4. Conclusions Starting with a simple mathematical model of a thought perfect genome, we demonstrated that even single nucleotide insertion bias alone may result in arbitrarily large RBS. The explosive growth of RBS size at later stage of insertion bias was attributed to the fundamental indel asymmetry that may be generalized to any combinations of indel sizes and probabilities. In consistent with our model, persistent deletion bias were observed in many indel analyses. Tails of predicted RBS length distributions from this model qualitatively agree with length distribution of observed genomes, suggesting that various significant fractions of large genomes are possibly RBS at the time of integration into a genome.

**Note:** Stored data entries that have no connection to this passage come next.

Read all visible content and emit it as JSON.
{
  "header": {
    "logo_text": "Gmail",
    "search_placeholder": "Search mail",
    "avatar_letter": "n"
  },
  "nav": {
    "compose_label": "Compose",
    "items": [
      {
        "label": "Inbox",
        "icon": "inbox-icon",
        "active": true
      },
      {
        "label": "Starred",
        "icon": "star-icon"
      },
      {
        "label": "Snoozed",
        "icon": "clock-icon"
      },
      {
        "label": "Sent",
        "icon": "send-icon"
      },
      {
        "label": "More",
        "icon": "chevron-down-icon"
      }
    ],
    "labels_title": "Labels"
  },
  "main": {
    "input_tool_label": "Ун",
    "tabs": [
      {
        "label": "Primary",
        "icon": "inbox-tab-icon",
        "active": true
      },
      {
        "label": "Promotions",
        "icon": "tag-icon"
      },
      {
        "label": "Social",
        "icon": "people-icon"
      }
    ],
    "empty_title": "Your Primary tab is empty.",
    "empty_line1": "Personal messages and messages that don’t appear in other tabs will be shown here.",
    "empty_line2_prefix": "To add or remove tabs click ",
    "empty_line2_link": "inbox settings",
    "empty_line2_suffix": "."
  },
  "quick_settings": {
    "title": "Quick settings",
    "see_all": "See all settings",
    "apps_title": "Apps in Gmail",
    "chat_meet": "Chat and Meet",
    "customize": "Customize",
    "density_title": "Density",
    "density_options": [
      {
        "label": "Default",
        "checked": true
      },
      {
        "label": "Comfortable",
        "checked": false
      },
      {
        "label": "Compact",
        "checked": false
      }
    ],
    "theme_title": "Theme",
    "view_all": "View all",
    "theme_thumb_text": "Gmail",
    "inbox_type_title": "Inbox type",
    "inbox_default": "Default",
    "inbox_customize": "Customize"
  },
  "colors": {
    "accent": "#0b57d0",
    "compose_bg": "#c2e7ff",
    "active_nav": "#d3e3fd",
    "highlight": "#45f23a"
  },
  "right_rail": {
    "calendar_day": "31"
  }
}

Insertion bias thus provides a complementary explanation of the long-standing “C-value enigma” besides the well accepted selfish DNA. The exponential growth of RBS caused by fundamental indel asymmetry implies that effective insertion bias can not last for long period on geological time scales, and consequently accompanying explosive expansions of RBS (and harboring genomes) may only occur sporadically. Based on this model, we predict that molecular mechanisms that generated any large genomes through effective insertion bias are highly likely to have been removed. Therefore, the most viable ways of investigating molecular mechanism of insertion bias is to develop hypotheses and validate them in synthetic biological systems instead of carefully looking into surviving large genomes for possible clues. Our model also provides a theoretical explanation for the observed proportion model of evolution.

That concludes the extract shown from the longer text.